昨晚想起自己的父母了,很想很想。很晚,还睡不着,在脑海里想着现在的房子,回忆起自己最早住过的房子。
说实话,我只记得三四岁时的一点点事情,之前的都忘了。不过从记事起,我就住在一间大瓦房里,应该是一住就是七年。也不知道那房子是我家的还是公家的,我 猜是公家的。反正我家是和几户人家住在一起的,其中姓霍的是大户,做生意的,占了一进的房子,我一直以为他家是地主,后来我父亲说只是生意人家。我家有一 个小院子和一间单独10平方米的客房。
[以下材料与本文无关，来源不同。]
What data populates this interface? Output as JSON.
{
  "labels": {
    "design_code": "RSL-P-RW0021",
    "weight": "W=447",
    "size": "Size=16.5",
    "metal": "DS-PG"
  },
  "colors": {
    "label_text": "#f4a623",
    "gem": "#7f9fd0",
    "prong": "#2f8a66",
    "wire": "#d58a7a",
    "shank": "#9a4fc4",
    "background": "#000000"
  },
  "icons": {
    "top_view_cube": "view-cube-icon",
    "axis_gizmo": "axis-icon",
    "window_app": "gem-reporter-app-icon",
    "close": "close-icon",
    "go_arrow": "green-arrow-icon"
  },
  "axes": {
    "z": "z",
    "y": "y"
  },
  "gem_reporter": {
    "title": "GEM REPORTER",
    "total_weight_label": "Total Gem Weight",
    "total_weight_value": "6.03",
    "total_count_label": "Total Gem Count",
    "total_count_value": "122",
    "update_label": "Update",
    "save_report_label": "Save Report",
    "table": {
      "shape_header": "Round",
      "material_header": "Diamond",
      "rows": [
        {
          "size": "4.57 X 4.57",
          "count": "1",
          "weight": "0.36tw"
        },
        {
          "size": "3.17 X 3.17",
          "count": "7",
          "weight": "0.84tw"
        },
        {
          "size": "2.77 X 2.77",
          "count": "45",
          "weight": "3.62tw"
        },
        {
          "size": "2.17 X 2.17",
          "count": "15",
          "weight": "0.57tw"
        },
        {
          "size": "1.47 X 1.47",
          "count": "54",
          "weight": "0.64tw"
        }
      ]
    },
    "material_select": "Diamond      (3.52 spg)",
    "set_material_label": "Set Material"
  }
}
那是一个带有小院子的,从大门进去,进了一个大约十几平方米的活动室,人们往往在这里下棋和打牌,我就是在这里开始了我的象棋启蒙的,过了几年后我取得了 小学年级象棋比赛的冠军。老人们往往躺在竹椅上,咪着眼睛抽水烟,看起来比较惬意。直着走的那进是霍家,霍家的前门和后门都各对着一条街。我是要往右拐 的,眼前便能出现一大片空地,然后我笔直朝北走,走进一条过道,过道的第一间是我家十平方米的客房,瓦房,屋顶上隔着石棉防热,我大姐有时会住在这里。再 往里走,还有几间房,住着别的人家,我家在最里面朝右的那套房子。
那里的房子的门都是木头的,锁也是木头的,钥匙是用一条铁线做成的,杆笔直而钥匙头百转千回绕成特定的形状,开门时把钥匙对准放进去,向上一顶就能把锁的开关顶开了。跟现在一样,不同钥匙开不同的门。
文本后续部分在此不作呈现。